Earlier this month, a federal judge in the Eastern District of Virginia denied Cox Communications, Inc.'s motion to set aside a US$25 million jury verdict in a closely watched copyright dispute between Cox and BMG Rights Management, an intellectual property rights management company that represents musicians and other audiovisual artists. BMG Rights Mgmt. (US) LLC v. Cox Commc'ns, Inc., Case No. 1:14-cv-1611 (Aug. 8, 2016). The ruling sets up an appeal by Cox regarding the applicability of the Digital Millennium Copyright Act's "safe harbor" provision for internet service providers (ISPs), as the same court had previously ruled that Cox was ineligible for "safe harbor" protection in light of its failure to comply with certain requirements that the DMCA imposes on ISPs.

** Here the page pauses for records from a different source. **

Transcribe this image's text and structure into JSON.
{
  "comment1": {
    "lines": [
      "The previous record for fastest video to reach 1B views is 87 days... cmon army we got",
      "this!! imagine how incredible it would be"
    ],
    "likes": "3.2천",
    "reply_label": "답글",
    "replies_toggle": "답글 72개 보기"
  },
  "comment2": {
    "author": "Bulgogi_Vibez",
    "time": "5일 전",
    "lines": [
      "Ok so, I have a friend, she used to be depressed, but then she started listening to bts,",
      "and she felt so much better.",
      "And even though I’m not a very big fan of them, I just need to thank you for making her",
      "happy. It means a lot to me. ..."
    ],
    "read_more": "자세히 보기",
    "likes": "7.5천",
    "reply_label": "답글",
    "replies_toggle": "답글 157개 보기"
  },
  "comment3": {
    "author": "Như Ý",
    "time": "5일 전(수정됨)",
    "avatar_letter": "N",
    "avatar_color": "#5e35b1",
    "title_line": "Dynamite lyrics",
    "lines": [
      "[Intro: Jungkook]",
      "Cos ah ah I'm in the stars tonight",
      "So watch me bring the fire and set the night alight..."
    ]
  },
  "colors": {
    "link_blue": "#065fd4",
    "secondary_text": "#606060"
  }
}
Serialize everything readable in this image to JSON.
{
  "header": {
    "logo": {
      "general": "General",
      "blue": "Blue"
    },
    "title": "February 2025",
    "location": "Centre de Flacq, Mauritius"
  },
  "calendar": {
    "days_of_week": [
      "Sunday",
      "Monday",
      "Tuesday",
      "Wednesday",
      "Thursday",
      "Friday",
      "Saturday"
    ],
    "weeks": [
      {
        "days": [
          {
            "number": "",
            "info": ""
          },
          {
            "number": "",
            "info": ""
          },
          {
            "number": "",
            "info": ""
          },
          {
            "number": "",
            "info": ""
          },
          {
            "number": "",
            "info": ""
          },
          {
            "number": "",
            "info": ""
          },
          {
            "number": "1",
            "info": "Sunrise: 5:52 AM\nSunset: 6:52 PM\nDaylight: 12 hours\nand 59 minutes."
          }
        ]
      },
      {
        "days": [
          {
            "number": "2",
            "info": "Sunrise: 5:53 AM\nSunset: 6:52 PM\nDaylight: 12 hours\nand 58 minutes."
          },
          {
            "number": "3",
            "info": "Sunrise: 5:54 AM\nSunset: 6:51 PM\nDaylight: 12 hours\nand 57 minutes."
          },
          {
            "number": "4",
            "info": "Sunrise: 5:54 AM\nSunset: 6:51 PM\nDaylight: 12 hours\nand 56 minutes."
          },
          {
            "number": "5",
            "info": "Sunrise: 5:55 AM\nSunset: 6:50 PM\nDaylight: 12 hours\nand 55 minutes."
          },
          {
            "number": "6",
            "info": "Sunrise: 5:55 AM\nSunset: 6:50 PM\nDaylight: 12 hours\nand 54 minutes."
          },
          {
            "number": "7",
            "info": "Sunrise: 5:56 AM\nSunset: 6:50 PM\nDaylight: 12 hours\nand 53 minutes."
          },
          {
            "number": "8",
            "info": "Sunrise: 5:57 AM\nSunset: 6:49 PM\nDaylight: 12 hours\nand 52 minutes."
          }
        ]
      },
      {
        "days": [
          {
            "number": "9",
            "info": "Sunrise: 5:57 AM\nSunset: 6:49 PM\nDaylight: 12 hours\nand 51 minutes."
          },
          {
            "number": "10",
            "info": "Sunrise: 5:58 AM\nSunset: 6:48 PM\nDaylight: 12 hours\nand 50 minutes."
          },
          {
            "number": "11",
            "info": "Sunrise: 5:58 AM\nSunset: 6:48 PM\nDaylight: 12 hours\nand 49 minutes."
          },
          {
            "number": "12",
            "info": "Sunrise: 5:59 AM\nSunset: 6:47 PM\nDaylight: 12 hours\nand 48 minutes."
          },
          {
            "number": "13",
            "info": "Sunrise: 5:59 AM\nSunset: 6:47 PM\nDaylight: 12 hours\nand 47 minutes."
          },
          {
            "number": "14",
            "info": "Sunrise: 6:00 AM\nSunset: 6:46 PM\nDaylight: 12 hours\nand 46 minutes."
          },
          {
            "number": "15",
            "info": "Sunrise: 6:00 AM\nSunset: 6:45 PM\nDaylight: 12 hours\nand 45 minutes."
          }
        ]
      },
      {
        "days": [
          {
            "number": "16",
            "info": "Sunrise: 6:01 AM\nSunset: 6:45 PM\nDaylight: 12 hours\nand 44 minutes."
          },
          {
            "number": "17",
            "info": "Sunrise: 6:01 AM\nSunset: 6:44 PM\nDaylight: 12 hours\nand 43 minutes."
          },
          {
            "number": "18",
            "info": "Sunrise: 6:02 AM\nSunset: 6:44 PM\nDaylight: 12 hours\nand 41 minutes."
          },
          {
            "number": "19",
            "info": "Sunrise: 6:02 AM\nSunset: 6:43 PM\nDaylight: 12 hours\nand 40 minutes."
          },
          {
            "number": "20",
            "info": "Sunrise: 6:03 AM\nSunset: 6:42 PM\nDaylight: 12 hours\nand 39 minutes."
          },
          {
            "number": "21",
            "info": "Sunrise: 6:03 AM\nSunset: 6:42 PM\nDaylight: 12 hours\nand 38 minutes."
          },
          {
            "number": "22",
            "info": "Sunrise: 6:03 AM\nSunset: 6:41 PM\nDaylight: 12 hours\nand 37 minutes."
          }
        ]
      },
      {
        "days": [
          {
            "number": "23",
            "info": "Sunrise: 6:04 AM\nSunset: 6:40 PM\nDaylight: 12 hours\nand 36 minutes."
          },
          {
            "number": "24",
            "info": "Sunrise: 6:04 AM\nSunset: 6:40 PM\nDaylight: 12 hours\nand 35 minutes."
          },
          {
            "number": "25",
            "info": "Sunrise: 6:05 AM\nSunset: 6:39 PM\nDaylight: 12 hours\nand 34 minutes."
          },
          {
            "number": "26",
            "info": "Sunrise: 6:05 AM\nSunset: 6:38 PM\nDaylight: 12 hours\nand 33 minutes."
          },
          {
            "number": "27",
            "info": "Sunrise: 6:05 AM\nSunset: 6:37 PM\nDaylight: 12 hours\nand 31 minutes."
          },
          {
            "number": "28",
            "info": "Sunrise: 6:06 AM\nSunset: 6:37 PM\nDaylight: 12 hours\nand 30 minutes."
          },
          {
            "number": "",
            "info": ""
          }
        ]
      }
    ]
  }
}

One such requirement is that an ISP "adopt[] and reasonably implement[] . . . a policy that provides for the termination in appropriate circumstances of subscribers . . . who are repeat infringers." 17 U.S.C. § 512(i). BMG alleged Cox had failed to implement such a policy because it both failed to accurately track the number of notices of infringement it received for repeat infringers and because, until late 2012, Cox permitted repeat infringers whose accounts had been nominally "terminated" to have their accounts reactivated upon request. The court found this second ground dispositive, stating that "[s]ervice providers cannot skirt the termination requirement by imposing something short of complete termination of a subscriber or account holder."